Enough about fucktards. What else is news?
Wait, i no longer care, there’s a fucktard on the telly – if you have National Geographic Channel, check out Dangerous Encounters. No other naturalist gets as scared as Dr. Brady Barr, herpetologist, and the man who made “Get it off me!” a catchphrase.
He’s running around dragging a something on rope, making a Komodo dragon chase him, he’s already run off screaming once. Classic Barrisms include “out of my way!” as he runs screaming from whatever is biting him this week, and “Get it off me!”

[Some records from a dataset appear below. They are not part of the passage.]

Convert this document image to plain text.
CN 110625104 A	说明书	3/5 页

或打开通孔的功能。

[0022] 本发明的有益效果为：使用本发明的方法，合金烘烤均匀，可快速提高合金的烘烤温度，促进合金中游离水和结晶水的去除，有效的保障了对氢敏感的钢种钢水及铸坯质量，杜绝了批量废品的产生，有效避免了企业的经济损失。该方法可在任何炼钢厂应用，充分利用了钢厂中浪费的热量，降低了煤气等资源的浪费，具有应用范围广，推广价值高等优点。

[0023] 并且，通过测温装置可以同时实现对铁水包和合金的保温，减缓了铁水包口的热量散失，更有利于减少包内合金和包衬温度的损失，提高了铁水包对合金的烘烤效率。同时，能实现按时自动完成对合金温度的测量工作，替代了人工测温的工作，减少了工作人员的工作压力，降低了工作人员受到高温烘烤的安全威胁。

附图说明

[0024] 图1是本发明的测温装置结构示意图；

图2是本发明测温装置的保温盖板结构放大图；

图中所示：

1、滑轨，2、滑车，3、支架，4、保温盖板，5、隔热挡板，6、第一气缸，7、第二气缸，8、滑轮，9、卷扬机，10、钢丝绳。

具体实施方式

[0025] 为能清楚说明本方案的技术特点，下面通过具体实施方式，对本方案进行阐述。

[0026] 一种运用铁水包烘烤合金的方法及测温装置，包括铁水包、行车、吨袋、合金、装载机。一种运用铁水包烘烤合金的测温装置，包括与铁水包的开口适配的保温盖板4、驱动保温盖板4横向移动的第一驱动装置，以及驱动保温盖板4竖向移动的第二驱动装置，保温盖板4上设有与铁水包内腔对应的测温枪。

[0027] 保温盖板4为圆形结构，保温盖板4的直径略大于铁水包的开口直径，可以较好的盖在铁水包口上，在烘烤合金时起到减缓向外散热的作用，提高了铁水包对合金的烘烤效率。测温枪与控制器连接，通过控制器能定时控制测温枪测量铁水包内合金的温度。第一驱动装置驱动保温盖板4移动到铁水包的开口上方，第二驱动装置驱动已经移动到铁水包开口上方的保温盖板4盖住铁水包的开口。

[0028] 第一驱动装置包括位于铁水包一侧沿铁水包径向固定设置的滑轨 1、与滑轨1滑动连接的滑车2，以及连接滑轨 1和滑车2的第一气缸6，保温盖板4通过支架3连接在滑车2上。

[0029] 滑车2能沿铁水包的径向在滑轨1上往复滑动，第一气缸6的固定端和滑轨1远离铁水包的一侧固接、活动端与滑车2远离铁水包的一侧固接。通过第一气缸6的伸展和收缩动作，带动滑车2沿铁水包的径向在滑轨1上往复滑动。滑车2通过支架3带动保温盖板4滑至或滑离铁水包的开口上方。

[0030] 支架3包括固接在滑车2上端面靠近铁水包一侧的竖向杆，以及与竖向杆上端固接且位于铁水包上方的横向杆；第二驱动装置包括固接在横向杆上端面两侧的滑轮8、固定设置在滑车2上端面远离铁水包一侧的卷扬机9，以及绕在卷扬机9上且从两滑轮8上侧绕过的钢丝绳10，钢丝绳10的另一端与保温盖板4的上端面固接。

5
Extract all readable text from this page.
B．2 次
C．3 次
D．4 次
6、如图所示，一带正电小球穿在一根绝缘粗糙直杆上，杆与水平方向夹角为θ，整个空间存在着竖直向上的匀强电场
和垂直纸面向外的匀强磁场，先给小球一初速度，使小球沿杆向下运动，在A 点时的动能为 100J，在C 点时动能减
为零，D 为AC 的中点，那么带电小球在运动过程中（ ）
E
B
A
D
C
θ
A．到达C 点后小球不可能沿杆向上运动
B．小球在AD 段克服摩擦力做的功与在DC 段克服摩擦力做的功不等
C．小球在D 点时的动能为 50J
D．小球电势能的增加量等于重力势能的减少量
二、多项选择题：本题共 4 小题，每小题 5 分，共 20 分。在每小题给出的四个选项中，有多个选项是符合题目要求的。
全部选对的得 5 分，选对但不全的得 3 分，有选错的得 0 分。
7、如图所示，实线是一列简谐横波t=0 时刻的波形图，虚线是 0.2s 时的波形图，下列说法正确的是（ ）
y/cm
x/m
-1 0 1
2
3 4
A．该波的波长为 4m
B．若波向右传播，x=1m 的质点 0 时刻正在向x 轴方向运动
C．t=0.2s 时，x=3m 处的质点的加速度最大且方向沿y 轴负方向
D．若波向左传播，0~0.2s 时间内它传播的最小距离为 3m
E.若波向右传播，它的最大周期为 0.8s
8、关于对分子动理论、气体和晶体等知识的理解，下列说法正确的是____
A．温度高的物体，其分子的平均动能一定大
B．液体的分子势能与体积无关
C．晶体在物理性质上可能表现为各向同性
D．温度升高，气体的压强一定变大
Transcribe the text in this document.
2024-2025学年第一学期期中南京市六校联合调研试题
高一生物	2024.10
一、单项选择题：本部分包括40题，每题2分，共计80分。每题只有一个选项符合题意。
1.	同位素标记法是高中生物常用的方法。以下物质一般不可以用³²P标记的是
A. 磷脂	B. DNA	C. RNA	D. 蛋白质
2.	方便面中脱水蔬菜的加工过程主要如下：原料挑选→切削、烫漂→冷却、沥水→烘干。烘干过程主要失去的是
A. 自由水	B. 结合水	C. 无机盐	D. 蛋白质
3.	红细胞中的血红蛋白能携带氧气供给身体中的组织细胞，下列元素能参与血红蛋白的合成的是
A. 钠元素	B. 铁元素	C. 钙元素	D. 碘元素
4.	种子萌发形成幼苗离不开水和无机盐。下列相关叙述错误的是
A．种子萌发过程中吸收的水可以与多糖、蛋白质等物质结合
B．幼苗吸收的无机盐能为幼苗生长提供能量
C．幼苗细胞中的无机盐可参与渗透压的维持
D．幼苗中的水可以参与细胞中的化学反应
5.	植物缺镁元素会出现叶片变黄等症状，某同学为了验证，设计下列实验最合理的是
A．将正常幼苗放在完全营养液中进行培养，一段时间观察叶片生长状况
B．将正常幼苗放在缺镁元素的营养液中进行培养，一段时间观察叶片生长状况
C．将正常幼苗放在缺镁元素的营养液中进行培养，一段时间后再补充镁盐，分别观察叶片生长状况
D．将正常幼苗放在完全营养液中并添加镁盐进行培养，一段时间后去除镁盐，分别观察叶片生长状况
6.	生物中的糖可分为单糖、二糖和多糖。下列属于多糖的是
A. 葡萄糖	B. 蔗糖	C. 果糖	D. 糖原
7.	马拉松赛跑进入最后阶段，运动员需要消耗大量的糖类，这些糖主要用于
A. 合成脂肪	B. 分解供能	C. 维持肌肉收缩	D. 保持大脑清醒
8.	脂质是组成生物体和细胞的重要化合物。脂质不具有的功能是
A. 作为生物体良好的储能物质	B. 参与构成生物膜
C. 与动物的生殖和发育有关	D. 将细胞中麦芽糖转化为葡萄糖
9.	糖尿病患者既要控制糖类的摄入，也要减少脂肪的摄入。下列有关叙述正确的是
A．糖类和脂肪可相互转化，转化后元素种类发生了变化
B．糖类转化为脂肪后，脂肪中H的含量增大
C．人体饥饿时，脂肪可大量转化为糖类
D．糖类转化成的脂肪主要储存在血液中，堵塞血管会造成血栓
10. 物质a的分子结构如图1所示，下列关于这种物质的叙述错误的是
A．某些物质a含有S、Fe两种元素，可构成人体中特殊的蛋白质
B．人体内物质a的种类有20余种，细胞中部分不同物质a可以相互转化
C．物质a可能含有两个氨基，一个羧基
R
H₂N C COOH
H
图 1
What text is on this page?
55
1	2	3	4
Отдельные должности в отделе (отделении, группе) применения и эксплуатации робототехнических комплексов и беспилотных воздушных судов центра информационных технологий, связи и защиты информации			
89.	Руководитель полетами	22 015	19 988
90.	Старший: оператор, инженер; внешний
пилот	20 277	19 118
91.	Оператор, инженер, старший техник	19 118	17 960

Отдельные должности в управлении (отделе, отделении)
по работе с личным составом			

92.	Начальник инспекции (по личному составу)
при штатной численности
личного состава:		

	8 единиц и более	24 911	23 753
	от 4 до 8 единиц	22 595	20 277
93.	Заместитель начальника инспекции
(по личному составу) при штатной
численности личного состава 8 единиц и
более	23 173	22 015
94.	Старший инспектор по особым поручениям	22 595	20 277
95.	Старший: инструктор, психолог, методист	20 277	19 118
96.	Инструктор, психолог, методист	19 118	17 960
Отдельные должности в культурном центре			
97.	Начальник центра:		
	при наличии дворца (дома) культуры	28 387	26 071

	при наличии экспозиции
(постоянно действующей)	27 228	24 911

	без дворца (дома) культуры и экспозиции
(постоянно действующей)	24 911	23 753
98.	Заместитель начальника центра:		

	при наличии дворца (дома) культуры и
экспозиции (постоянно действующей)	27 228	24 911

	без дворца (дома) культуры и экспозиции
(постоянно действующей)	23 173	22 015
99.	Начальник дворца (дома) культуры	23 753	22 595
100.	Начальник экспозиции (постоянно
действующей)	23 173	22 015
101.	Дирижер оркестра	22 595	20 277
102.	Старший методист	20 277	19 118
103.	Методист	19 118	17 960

In nearly every episode he gets bitten or strangled by something – it’s like nature’s revenge on the Steve Irwin Wannabe’s now infesting every nature program.
Dr Barr also gets stuck in the mud whilst surrounded by hippos, while wearing a hippo costume. Yep, it’s the sort of thing one watches when people are annoying you. You cheer as he gets bitten by snakes, and hope a croc rips his leg off.
As Mr Whatsit just said, Dr Barr squeals like a girl. HAHAHAHAHAHA! He just got Komodo Dragon spit in his mouth! OMG this guy is perfect.
He is moi fucktard-of-the-moment.
I have to go, this episode he’s doing giant salamanders!